Ebanks can make a splash

The Cayman Islands could have another world class swimmer representing them in major tournaments in the future because a British-based swimmer wants to use his Caymanian status to compete under the flag.

David Ebanks, whose grandfather Levy Austin Ebanks was from West Bay, swam to gold at the British Masters Nationals last month in the 50 metres and 200 metres breaststroke, pulling in two personal best times of 29.38 seconds and 2 minutes 27.19 seconds.

These accomplishments have focused him on qualifying for the 2013 Island Games in Bermuda and possibly the Commonwealth Games in 2014.

Born in Harold Wood, Essex, England in 1982, Ebanks started swimming with the Killerwhales Swimming Club in Hornchurch, Essex when he was 10.

He continued swimming, working his way up through the team’s squads – winning his first Essex Championships in 1997 in the 100m breaststroke. He did well at senior level but lost interest.

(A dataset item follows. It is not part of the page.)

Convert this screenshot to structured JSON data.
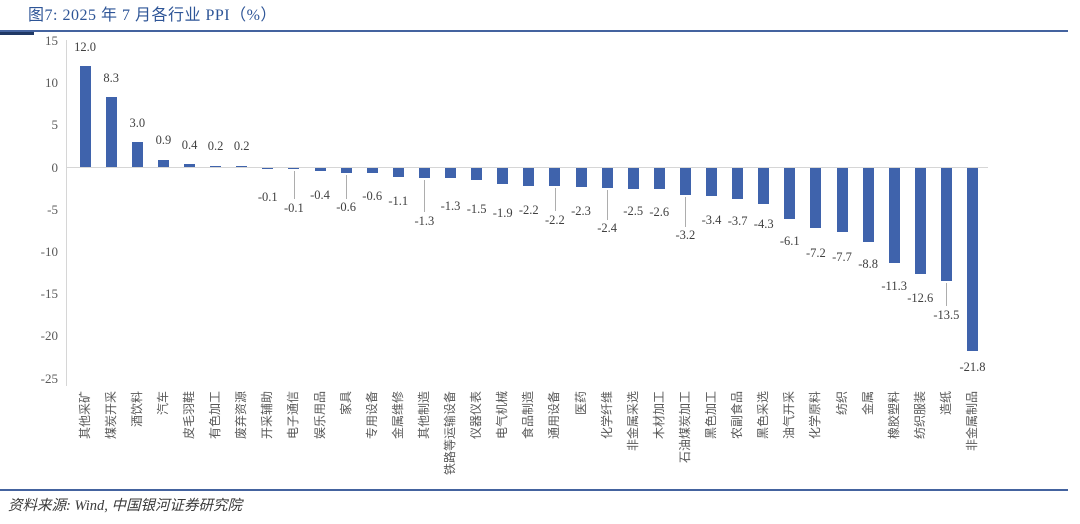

Ebanks said: “My swimming career fizzled out when I was about 17, but after returning to the pool in 2010 at 28 I realised I could still swim!

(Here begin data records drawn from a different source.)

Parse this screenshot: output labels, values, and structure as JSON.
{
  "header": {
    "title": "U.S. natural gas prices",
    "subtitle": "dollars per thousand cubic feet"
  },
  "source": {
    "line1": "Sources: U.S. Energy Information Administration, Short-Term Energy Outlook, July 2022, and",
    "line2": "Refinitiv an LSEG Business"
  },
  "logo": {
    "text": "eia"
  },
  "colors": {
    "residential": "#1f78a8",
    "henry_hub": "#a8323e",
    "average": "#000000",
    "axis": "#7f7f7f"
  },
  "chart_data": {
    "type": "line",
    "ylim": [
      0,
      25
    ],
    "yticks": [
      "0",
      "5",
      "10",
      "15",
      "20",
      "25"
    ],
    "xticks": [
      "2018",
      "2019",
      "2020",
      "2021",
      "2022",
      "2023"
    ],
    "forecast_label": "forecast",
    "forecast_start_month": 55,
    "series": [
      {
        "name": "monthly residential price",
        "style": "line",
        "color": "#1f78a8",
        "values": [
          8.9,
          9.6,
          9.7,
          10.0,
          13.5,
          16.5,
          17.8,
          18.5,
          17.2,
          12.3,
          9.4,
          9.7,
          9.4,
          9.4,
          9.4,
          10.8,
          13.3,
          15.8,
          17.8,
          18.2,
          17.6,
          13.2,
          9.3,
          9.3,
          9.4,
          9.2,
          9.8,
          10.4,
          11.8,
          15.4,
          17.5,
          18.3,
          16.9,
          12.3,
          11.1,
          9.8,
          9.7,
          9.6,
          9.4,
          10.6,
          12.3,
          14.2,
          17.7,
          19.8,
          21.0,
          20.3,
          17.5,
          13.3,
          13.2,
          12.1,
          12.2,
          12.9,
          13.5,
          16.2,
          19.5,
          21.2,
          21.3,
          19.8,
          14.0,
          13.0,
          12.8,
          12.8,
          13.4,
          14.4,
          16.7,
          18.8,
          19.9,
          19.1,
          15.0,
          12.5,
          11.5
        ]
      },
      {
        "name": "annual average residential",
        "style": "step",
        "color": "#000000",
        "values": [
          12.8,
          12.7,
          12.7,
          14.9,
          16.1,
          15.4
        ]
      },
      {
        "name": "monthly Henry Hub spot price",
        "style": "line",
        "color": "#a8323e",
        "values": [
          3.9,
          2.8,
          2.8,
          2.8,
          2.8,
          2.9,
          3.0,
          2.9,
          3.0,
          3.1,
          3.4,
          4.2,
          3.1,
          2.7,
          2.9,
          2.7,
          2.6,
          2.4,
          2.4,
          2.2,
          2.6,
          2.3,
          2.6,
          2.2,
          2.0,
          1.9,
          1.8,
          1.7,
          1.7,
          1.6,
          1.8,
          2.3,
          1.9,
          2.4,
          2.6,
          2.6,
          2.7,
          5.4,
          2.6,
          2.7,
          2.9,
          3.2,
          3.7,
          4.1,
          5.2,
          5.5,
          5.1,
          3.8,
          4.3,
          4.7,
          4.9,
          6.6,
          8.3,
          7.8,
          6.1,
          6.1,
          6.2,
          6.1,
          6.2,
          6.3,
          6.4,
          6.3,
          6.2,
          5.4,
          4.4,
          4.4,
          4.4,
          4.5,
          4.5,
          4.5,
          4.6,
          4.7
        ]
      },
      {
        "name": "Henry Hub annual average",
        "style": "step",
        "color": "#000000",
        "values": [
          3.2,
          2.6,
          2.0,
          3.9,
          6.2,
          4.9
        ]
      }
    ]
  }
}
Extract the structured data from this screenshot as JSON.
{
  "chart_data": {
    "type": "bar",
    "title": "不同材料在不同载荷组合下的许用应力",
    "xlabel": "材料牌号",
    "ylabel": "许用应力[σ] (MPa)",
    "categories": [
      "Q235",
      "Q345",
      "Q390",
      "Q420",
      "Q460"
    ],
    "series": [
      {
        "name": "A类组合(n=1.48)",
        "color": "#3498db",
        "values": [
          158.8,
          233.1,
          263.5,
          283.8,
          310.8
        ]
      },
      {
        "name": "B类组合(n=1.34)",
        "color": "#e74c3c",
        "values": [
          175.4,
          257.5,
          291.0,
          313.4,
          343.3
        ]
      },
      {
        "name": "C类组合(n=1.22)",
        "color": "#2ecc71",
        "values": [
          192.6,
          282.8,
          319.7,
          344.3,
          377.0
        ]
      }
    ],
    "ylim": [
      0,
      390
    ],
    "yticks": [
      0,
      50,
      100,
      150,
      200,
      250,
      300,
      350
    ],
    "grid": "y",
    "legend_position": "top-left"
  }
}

“After two months training I beat my lifetime personal best in the 50m and 100m breaststroke at the local Essex Masters Champs – with times of 31.80 and 1:11.7 respectively.”

By October 2010 Ebanks finished seventh at the British Masters Nationals in the 50m breaststroke in 31.23 a time which qualified him for the Island Games July 2011 – Isle of Wight.

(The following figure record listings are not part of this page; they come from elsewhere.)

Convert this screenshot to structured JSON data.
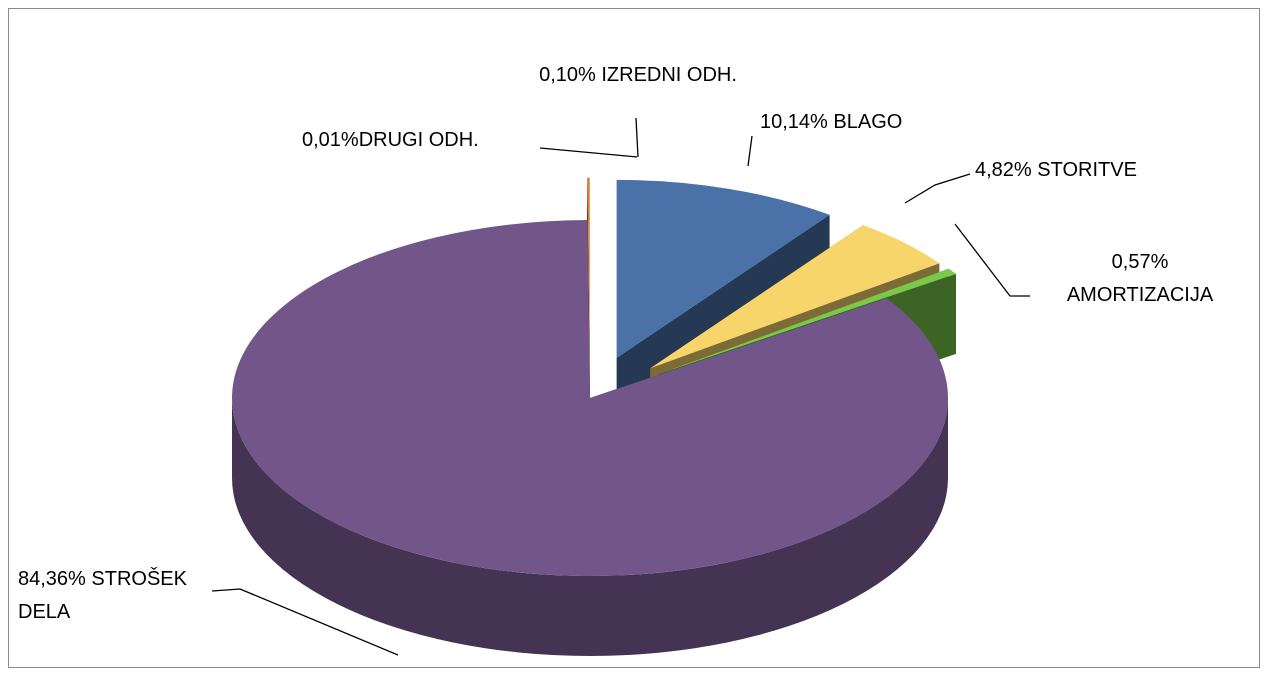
{
  "chart_data": {
    "type": "pie",
    "categories": [
      "BLAGO",
      "STORITVE",
      "AMORTIZACIJA",
      "STROŠEK DELA",
      "DRUGI ODH.",
      "IZREDNI ODH."
    ],
    "values": [
      10.14,
      4.82,
      0.57,
      84.36,
      0.01,
      0.1
    ],
    "value_labels": [
      "10,14%",
      "4,82%",
      "0,57%",
      "84,36%",
      "0,01%",
      "0,10%"
    ],
    "colors": [
      "#4a72a8",
      "#f8d56b",
      "#7cc84a",
      "#725589",
      "#c0392b",
      "#e07b30"
    ]
  }
}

Swimming for the Cayman Islands – his Caymanian status was confirmed in 2000 – Ebanks qualified for the 50m final where he swam a personal best of 31.09 and finished fifth.

Continued training saw a new personal best in his 50m breaststroke and a second place finish in the British Masters Nationals in 2011 and a fourth place finish in the 100m breaststroke.

In May 2012 Ebanks competed in the long course British Masters Nationals and finished second in three events – the 50m breaststroke, 30.90; 100m breaststroke in 1:10.97 and the 200m breaststroke in 2:37 in the 200m.

The British Masters Nationals gold medals in the 50m and 200m breaststroke were marred only by a too fast start in the 100m which saw him struggling home in third place in 1:06.90. A bonus swim in the 100 individual medley gave him a third place finish.

Ian Armiger, the Cayman Islands technical director for swimming was delighted with the Ebanks’ swims. “He is dropping time each time he swims and is well on his way,” Armiger said. “If he keeps up this level of training, to qualifying for the Island and Commonwealth Games where he would represent the Cayman Islands.

“This is great news for David and great news for Cayman swimming.”

Ebanks visited Grand Cayman in April where he spent time with his uncle Des, who was born and raised in Essex, England with David’s father Michael but now lives in South Sound with his wife and two children. David also met some of his more distant relatives who still live in West Bay, many of whom knew his grandfather Levy (known locally as BB) very well.